Avec l’urbanisation des pays émergents, les appétits pour ce métal s’aiguisent. Vedanta Zinc International, numéro deux mondial du secteur derrière Glencore, mise sur la mine de Gamsberg, en Afrique du Sud, pour augmenter sa production.

Métal peu connu, abandonné par le géant Anglo American en 2010 dans le cadre d’une cession d’actifs, le zinc refait parler de lui. Son cours s’est envolé, passant de 2 610,50 dollars la tonne le 10 janvier 2017 à 3 391 dollars le 9 janvier 2018. Soixante pour cent de la consommation de zinc, dont Glencore est le premier producteur mondial, est destinée à un usage anticorrosion pour les structures d’acier et les industries automobile et ferroviaire.

Dopée par l’urbanisation des pays émergents et leur basculement vers des sociétés de consommation (synonymes d’achat de voitures, d’électroménager…), la demande mondiale n’a cessé de grimper, de 280 000 à 560 000 t par an (+ 2 % à 4 %).
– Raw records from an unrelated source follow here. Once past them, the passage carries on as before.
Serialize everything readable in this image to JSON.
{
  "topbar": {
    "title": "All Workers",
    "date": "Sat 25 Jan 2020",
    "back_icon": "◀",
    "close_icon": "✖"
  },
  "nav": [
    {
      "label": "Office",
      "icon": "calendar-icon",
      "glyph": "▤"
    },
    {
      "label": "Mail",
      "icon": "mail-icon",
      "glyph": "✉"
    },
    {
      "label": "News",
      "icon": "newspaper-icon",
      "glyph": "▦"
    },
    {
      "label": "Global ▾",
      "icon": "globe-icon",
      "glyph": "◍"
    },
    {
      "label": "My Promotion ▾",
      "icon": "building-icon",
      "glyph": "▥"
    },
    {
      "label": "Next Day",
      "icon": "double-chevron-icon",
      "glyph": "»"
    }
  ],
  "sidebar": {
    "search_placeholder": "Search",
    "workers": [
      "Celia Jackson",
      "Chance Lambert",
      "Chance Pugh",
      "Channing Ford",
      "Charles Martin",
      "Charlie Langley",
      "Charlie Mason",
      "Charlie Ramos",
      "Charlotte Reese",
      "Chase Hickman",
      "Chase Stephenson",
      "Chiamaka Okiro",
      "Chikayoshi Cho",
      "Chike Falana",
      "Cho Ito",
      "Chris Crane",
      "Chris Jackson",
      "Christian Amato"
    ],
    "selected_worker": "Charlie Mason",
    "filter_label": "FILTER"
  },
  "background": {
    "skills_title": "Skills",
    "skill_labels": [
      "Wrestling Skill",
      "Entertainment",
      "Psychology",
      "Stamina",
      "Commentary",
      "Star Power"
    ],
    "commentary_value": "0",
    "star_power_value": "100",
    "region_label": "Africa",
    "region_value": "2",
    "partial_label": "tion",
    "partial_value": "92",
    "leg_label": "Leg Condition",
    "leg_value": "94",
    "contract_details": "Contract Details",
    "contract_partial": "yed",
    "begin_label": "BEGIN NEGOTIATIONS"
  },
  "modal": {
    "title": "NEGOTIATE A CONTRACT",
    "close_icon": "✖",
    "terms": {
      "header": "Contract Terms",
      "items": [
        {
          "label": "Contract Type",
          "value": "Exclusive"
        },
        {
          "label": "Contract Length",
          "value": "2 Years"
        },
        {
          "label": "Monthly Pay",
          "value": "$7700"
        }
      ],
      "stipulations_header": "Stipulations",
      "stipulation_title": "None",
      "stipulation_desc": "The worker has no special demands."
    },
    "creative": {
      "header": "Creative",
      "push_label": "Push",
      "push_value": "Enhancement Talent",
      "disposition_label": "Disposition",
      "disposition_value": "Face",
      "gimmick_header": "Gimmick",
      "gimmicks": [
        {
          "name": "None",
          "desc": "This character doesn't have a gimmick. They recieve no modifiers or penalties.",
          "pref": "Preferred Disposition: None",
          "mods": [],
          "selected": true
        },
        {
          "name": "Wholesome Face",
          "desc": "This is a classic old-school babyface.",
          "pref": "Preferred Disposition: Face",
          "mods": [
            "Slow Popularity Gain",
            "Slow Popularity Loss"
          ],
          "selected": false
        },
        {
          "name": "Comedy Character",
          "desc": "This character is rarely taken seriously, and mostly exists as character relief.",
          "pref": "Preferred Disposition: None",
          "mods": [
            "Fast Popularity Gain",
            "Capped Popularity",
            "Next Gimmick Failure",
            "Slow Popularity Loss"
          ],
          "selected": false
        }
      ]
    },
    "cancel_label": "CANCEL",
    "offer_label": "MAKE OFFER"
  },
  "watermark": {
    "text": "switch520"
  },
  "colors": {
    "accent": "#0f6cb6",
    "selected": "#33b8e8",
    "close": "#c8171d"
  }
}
Le cabinet Wood Mackenzie prédit même des prix de 3 854 dollars la tonne en 2018 et 4 025 dollars en 2019.

Aussi les appétits s’aiguisent-ils autour du métal, notamment en RD Congo, sur le gisement de Kipushi. Mais, cette année, c’est le numéro deux mondial, l’indien Vedanta, qui fera l’actualité avec la mise en production de la mine de Gamsberg, en Afrique du Sud, héritée d’Anglo American il y a sept ans.